Судя по напряжённо сдвинутым бровям, Пелагий придерживался иного мнения, однако спорить не стал, сказал лишь:
— Завтра снова поплывём, ладно?
— Плавай, пока тятькины рублики не перевелись.
Потом был «жёлтый» день — из зелёного повело кровоподтёк в желтизну.
В сей день старец изрёк так:
— Мироварец сими состроит смешение нонфацит.
— Опять по-птичьему, — резюмировал брат Клеопа. — Скоро вовсе на говор птах небесных перейдёт. Эту нелепицу я запоминать не стану, навру отцу эконому что-нибудь.
— Погодите, отче, — встрял Пелагий. — Про мироварца — это, кажется, из книги Иисуса сына Сирахова. «Мироварец» — лекарь, а «смешение» — лекарство, по-учёному микстура. Только вот к чему «нонфацит», не ведаю.
Он несколько раз повторил: «нонфацит», «нонфацит» и умолк, никаких бесед с лодочником больше не вёл. На прощанье сказал:
— До завтра.
А назавтра лицо Полины Андреевны было уже почти совсем пристойным, лишь немножко отсвечивало бледно-палевым. Того же оттенка был и день — мягко-солнечный, с туманной дымкой.
Пелагию так не терпелось поскорей на Окольний, что он всё частил веслом, загребал сильней нужного, из-за чего лодку заворачивало носом. В конце концов за бестолковое усердие получил от брата Клеопы подзатыльник и пыл поумерил.
Схиигумен ждал на берегу. Про микстуру Пелагий, похоже, угадал верно — старец взял бутылочку и кивнул. А сказал послушнику вот что:
— Не печалися здрав есть монакум.
Монашек кивнул, будто именно эти слова и ожидал услышать.
— Ну, слава Господу, вроде болящему получшало, — говорил на обратном пути Клеопа. — Ишь как Давида-то обозвал — «монахум». Чудит святой старец… Что завтра-то, придёшь? — спросил лодочник у странно молчаливого нынче отрока.
Тот как не слышал.
Это, стало быть, было в «бледно-палевый» день, а потом настал день последний, когда всё закончилось.

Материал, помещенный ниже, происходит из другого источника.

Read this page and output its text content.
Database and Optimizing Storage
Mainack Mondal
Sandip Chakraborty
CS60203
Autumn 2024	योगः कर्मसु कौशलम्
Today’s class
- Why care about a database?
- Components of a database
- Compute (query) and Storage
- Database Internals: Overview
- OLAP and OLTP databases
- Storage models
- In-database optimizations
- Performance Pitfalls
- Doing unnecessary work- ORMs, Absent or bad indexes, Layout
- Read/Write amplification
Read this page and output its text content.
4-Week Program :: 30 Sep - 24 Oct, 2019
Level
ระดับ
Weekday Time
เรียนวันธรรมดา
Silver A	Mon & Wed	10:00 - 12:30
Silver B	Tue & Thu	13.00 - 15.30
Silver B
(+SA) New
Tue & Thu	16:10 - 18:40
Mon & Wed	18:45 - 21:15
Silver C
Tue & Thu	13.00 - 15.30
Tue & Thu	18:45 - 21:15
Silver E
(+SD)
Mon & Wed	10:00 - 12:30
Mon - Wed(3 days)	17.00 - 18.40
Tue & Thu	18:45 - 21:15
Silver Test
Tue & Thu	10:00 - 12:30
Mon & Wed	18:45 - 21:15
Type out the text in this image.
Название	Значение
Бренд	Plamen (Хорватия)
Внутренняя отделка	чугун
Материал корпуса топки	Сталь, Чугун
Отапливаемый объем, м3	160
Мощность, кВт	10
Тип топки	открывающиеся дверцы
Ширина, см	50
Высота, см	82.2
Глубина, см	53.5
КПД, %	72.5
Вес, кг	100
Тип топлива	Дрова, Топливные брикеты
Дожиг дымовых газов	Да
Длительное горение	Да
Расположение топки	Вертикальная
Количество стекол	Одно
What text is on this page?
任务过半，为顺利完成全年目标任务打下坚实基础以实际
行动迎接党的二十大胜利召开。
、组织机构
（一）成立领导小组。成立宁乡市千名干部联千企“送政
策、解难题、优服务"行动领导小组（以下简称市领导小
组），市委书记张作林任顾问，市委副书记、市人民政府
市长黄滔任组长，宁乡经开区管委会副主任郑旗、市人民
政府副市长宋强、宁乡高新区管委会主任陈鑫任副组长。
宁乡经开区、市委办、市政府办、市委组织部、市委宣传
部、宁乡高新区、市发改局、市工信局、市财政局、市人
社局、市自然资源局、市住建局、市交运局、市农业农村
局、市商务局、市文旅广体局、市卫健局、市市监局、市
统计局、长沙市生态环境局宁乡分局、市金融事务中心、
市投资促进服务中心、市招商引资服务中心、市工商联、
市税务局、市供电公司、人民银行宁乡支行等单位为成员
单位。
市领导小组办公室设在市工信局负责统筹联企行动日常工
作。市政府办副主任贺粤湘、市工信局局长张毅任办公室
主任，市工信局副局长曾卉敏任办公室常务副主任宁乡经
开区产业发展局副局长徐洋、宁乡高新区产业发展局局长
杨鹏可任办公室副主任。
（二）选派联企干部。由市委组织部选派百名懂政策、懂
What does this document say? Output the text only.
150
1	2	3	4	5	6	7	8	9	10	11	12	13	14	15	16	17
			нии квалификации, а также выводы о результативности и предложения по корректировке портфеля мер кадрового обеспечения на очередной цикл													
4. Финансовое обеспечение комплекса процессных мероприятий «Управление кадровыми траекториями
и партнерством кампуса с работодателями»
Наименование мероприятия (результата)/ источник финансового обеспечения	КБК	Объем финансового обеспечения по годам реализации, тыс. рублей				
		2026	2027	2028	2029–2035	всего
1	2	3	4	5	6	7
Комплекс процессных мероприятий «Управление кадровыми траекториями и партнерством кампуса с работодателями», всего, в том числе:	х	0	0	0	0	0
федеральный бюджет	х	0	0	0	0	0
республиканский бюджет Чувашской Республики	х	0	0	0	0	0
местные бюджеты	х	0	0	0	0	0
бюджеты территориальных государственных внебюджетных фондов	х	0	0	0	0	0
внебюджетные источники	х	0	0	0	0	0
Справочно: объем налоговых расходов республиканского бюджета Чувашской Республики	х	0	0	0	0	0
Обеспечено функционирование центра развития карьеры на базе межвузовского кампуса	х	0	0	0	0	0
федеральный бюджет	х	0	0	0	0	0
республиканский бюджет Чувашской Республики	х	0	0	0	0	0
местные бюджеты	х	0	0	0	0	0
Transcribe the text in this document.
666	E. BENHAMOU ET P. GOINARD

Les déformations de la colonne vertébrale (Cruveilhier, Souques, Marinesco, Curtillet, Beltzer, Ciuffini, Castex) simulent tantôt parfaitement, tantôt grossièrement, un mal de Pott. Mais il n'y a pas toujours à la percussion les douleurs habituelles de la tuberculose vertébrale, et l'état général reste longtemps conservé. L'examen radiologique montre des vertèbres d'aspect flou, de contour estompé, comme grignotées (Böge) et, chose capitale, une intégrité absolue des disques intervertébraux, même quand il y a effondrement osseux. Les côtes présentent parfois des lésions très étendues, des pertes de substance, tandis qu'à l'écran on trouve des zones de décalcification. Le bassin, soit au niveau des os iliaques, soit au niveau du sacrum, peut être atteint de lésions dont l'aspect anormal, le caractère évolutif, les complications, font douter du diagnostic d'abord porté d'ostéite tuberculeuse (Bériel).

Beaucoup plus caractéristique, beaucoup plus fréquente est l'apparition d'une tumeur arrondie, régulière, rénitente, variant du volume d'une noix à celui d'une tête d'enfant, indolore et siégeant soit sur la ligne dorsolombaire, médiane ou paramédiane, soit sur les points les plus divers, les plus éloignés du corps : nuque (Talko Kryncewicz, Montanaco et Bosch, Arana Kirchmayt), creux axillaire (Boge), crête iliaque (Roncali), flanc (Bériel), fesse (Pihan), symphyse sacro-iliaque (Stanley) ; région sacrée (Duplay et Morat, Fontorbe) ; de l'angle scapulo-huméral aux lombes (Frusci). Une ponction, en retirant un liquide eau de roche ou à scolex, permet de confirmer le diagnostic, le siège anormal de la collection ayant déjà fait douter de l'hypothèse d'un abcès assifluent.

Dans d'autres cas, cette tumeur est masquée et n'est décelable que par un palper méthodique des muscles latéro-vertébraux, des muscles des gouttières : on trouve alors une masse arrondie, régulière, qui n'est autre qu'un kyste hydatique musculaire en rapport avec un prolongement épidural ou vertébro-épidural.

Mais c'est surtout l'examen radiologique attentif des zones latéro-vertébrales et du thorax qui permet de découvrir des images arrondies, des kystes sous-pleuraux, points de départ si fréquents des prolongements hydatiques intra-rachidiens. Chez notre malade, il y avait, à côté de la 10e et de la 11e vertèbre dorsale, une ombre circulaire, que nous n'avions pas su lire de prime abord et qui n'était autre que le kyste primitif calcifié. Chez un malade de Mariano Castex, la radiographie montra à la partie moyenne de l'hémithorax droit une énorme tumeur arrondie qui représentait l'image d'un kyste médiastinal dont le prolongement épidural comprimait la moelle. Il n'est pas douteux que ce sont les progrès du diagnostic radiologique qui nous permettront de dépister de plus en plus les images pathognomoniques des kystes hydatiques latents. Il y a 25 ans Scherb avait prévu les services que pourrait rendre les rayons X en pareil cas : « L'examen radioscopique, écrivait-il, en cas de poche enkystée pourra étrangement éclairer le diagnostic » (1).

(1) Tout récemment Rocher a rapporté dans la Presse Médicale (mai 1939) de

Столько в этот последний день всякого произошло, что помогай Господь не сбиться и ничего не упустить.
День последний. Утро
Начнём обстоятельно, прямо с утра.
В девятом часу, когда ещё толком не рассвело, с озера донёсся протяжный гудок — это прибыл из Синеозерска пароход «Святой Василиск», с новым капитаном, из наёмных. Госпожа Лисицына к этому времени уже попила кофей и сидела перед зеркалом, с удовольствием разглядывая своё совершенно чистое лицо. Повернётся то так, то этак, всё не нарадуется. Пароходный гудок она слышала, но значения не придала.
А зря.
После унылого, раскатистого сигнала миновал какой-нибудь час, ну, может, чуть больше, и в комнату к Полине Андреевне, которая за это время успела позавтракать, одеться и уже готовилась ехать навещать Бердичевского, постучал монах, келейник архимандрита Виталия.
— Высокопреподобный отец настоятель просит вас к нему пожаловать, — поклонился чернец и вежливо, но непреклонно присовокупил. — Сей же час. Карета ждёт.
На вопросы удивлённой богомолицы отвечал уклончиво. Можно сказать, вовсе не отвечал — так, одними междометиями. Но по виду посланца Лисицына предположила, что в монастыре стряслось что-нибудь необычайное.
Не хочет говорить — не нужно.
Поколебавшись, брать ли с собой саквояж, всё же оставила. Ехать в монастырь с оружием смертоубийства сочла кощунством. В убережение от любопытной прислуги замотала револьвер в кружевные панталончики и засунула на самое дно. Поможет ли, нет — Бог весть.